Não se mostra que qualquer interessado tenha alegado o que tivesse por conveniente para efeito dessa qualificação, nos termos do artº 188º, nº 1.

Veio então a Administradora da Insolvência emitir parecer no sentido de que a insolvência deve ser considerada culposa, nos termos do artº 186º, nºs 1, 2 e 3, responsabilizando os citados gerentes, dizendo, em súmula: a gerência da Insolvente nos três últimos três exercícios económicos, à data da sentença que declarou a insolvência, foi exercida pelos mesmos; desde 2007 havia abandono de actividade, não obstante saberem que a Insolvente se encontrava despida praticamente de todos os seus activos não diligenciaram pela sua apresentação ao Tribunal, e a mesma não dispunha de encerramentos contabilísticos e fiscais relativos aos exercícios económicos dos anos anteriores, por falta de inventários; só lhe foi apresentado um Balancete Analítico do qual resultava a falta de conciliação de contas, existências na ordem de 6.887.767,16 €, mas só sendo apreendidos bens avaliados em 38.000,00 €, imobilizado com valor de 2.091.598,25 € mas do inventário da massa apresenta-se o valor de 136.473,00 €, o equipamento de transporte com o valor de 233.444,54 € mas apenas foram apreendidos veículos em estado de sucata, e o equipamento básico, composto por máquinas, com saldos de 853.362,83 €, do que nada foi apreendido; assim, o património/activo foi alienado ou dissipado, apenas permanecendo algumas existências e seis fracções urbanas de valores exíguos, arrendadas entretanto pela gerente, depois da data da sentença que declarou a insolvência, e cujos recebimentos revertiam a favor do seu filho; a Insolvente também não entregou quaisquer bens que havia adquirido em regime de leasing bem como máquinas objecto de contrato de aluguer relativamente ao qual o valor em dívida ascende a 1.028.253,66 €; os créditos reconhecidos ascendem a 5.939.601,82 € dos quais 2.625,699,41 € são referentes a impostos e coimas e 1483.225,51 € é crédito bancário; foi prosseguida uma exploração deficitária, não obstante saberem ou deverem saber que esta conduziria com grande probabilidade a uma situação de insolvência; e, nunca lhe prestaram qualquer colaboração nem as contas da Insolvente foram aprovadas e depositadas na Conservatória do Registo Comercial, sendo ambos favorecidos por toda esta situação.

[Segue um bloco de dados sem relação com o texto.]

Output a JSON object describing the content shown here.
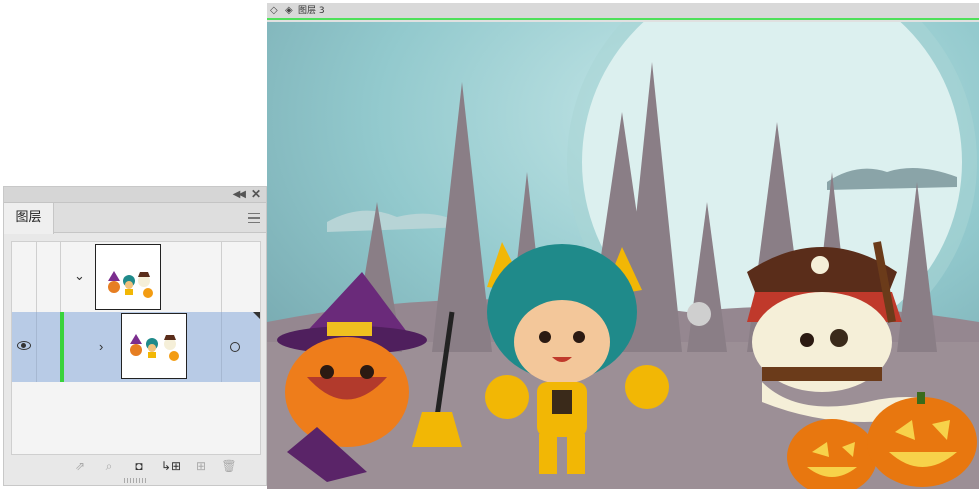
{
  "layers_panel": {
    "collapse_icon": "double-chevron-left-icon",
    "close_icon": "close-icon",
    "tab_label": "图层",
    "menu_icon": "hamburger-menu-icon",
    "rows": [
      {
        "expanded": true,
        "selected": false,
        "visible": false
      },
      {
        "expanded": false,
        "selected": true,
        "visible": true
      }
    ],
    "bottom_icons": [
      "export-icon",
      "search-icon",
      "clipping-mask-icon",
      "new-sublayer-icon",
      "new-layer-icon",
      "trash-icon"
    ]
  },
  "document": {
    "nav_icon": "diamond-arrows-icon",
    "layers_icon": "layers-stack-icon",
    "title": "图层 3",
    "tab_accent": "#4ee05a"
  },
  "colors": {
    "selected_row": "#b8cbe6",
    "active_indicator": "#39d33b",
    "sky": "#8fc9cf",
    "moon": "#dcf0ef"
  }
}
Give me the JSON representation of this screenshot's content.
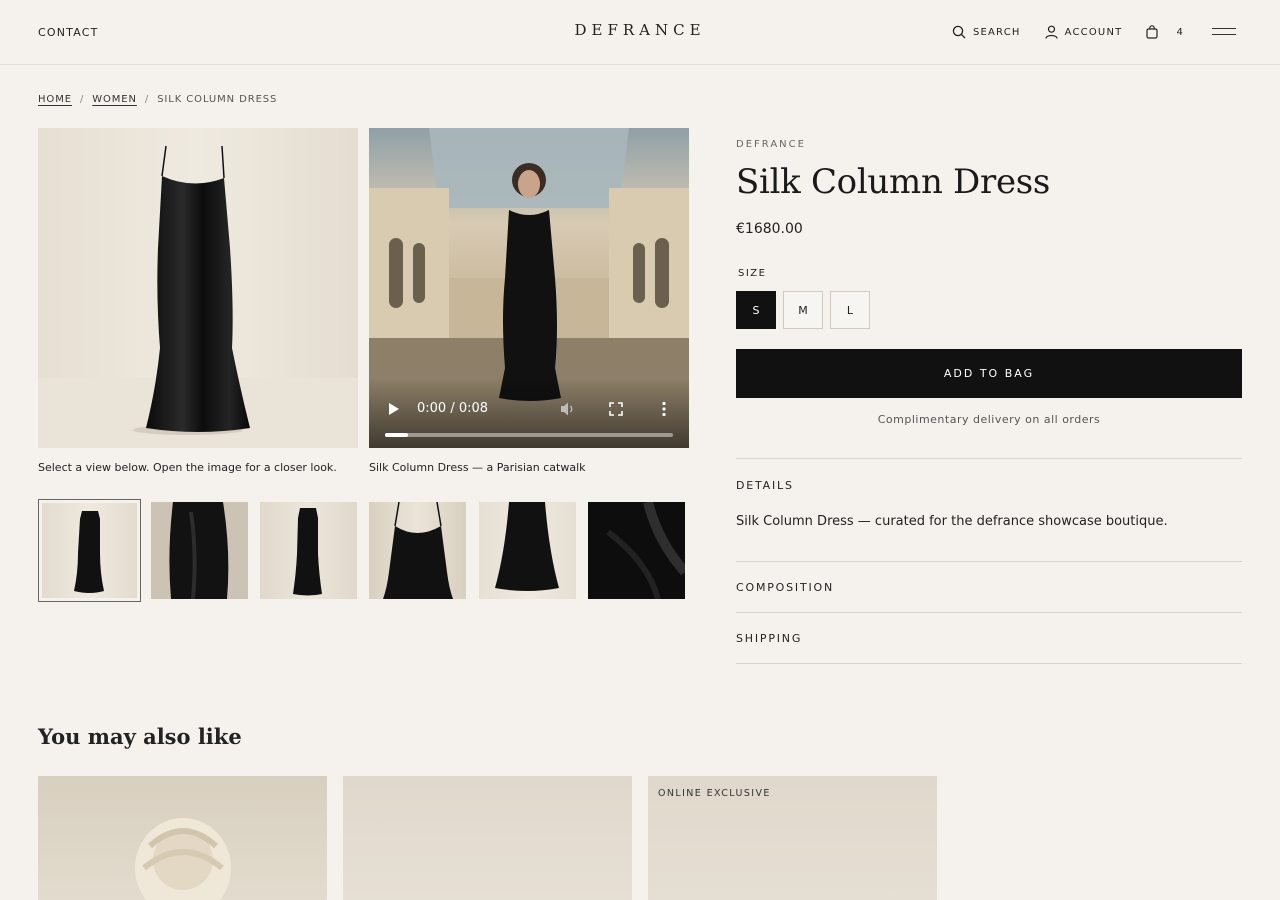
{
  "header": {
    "contact": "CONTACT",
    "logo": "DEFRANCE",
    "search": "SEARCH",
    "account": "ACCOUNT",
    "bag_count": "4"
  },
  "breadcrumb": {
    "home": "HOME",
    "women": "WOMEN",
    "current": "SILK COLUMN DRESS",
    "separator": "/"
  },
  "gallery": {
    "image_caption": "Select a view below. Open the image for a closer look.",
    "video_caption": "Silk Column Dress — a Parisian catwalk",
    "video_time": "0:00 / 0:08",
    "video_progress_fraction": 0.08,
    "thumbnails_count": 6,
    "active_thumbnail": 1
  },
  "product": {
    "brand": "DEFRANCE",
    "title": "Silk Column Dress",
    "price": "€1680.00",
    "size_label": "SIZE",
    "sizes": [
      "S",
      "M",
      "L"
    ],
    "selected_size": "S",
    "add_to_bag": "ADD TO BAG",
    "delivery_note": "Complimentary delivery on all orders",
    "details_title": "DETAILS",
    "details_text": "Silk Column Dress — curated for the defrance showcase boutique.",
    "composition_title": "COMPOSITION",
    "shipping_title": "SHIPPING"
  },
  "recommendations": {
    "title": "You may also like",
    "cards": [
      {
        "badge": ""
      },
      {
        "badge": ""
      },
      {
        "badge": "ONLINE EXCLUSIVE"
      }
    ]
  },
  "colors": {
    "background": "#f5f2ed",
    "text": "#1a1a1a",
    "button": "#111111"
  }
}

Este parecer foi com vista ao Mº Pº, nos termos do artº 188º, nº 3, que pronunciou-se no mesmo sentido, pelo que, concluindo também, que “ … a insolvência dos autos deve ser qualificada como culposa e que, por lhe ser imputável uma conduta contrária à exigível no sentido de se furtar ao cumprimento das suas obrigações devem ser afectados pela qualificação da insolvência como culposa, os gerentes N.. e M..”.

Ordenou-se o cumprimento do disposto no nº 5 do artº 188º com a notificação da Insolvente e a citação dos mencionados N.. e M.. a fim de se oporem à qualificação da insolvência.

Foi dispensada a citação de N.., ao abrigo do artº 12º, nº 3.

Foi citada M...

Não foi deduzida qualquer oposição Foi proferido despacho saneador, dispensando-se a elaboração da base instrutória.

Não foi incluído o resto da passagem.